Bu tehditlerle karşı karşıya kalan şirketlerin yaklaşık %100'ü, yapay zekâ ile ilgili riskleri azaltmaya çalışıyor. Netskope, alınan önlemler arasında şunları rapor ediyor: 
  • Erişimi engelleme ve kısıtlama: Birçok kuruluş, derinlemesine bir değerlendirme yapılana kadar genAI uygulamalarına erişimi yasaklamayı tercih ediyor;
  • Veri kaybını önleme (DLP): Hassas verilerin yapay zekâ araçlarıyla istemeden paylaşılmasını önlemek için izleme ve filtreleme çözümleri uygulanıyor;
  • Kullanıcılara gerçek zamanlı koçluk: Eğitimler ve bağlamsal uyarılar, çalışanları risklere karşı bilinçlendirmekte ve daha iyi kullanım uygulamalarına yönlendirmektedir.

Netskope'un Önerileri

Siber suçlular, jeneratif yapay zekâyı giderek daha sofistike tehditler geliştirmek için kullanırken, şirketler de uyum sağlamalıdır.
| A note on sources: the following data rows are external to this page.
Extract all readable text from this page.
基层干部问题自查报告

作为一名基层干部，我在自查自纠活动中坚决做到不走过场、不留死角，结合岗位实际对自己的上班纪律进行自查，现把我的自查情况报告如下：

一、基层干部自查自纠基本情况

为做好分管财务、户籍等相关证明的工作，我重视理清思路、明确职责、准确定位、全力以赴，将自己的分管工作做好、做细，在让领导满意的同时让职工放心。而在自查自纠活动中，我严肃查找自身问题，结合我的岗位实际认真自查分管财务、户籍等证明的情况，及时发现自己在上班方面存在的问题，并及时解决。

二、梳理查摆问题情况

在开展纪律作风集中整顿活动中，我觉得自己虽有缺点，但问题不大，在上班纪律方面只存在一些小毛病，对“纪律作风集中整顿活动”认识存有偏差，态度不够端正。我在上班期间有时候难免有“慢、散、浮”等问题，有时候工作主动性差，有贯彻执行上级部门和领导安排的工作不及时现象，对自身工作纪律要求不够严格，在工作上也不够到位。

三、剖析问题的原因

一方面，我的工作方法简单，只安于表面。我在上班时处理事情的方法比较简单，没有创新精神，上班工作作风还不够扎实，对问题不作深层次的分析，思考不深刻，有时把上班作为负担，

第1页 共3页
Netskope Başkan Yardımcısı Ari Giguere, etkili bir siber güvenliğin, yenilik hızını takip etmek için insan yaratıcılığı ile teknolojik gücü birleştirmesi gerektiğini vurguluyor. Belirli çerçevelerin ve ileri güvenlik sistemlerinin benimsenmesi, sadece riskleri azaltmakla kalmaz, aynı zamanda jeneratif yapay zekânın sunduğu birçok avantajdan yararlanmayı da sağlar.
Verileri, kullanıcıları ve ağları korumak için Netskope, yapılandırılmış bir yaklaşım benimsemeyi öneriyor:
  • Jeneratif yapay zekâ manzarasını değerlendirin: Kullanılan GenAI uygulamalarını ve altyapılarını, kullanıcılarını ve kullanımlarını belirleyin;
  • GenAI uygulamalarının kontrolünü güçlendirin: Yalnızca onaylanmış uygulamalara izin verin, onaylanmamış olanları engelleyin ve hassas bilgilerin sızmasını önlemek için veri kaybı önleme (DLP) teknolojilerini kullanın;
  • Yerel kontrolleri optimize edin: OWASP'ın LLM uygulamalarının En İyi 10'u, NIST'in yapay zekâ risk yönetim çerçevesi ve MITRE Atlas referansları gibi referans çerçeveleri uygulayarak iç altyapıların etkin bir şekilde korunmasını sağlayın.
:

Daha iyi anlamak

'Gölge BT' nedir ve GenAI kullanan şirketlerin güvenliğini nasıl etkiler?

Gölge BT, BT departmanlarının resmi onayı olmadan BT sistemlerinin, yazılımların veya uygulamaların kullanımını ifade eder. Bu, GenAI'nin artan kullanımıyla birlikte veri ihlallerine karşı hassasiyeti artırarak, kurulan kontrol ve güvenlik protokollerini atlattığı için bir güvenlik riski oluşturur.

Yapay zeka altyapısının buluttan yerel mod'a evrilmesi, kurumsal siber güvenlik stratejilerini nasıl etkiledi?

Yerli yapay zeka altyapısına geçiş, şirketlerin verilerini daha iyi kontrol etmelerini sağladı ve böylece veri ihlalleri gibi bulutla ilişkilendirilen bazı riskleri azalttı. Ancak, yerel tedarik zincirlerini güvenceye almak ve yerel zafiyetleri yönetmek gibi yeni zorluklar da getirdi, bu da şirketlerin siber güvenlik stratejilerini uyarlamalarına neden oldu.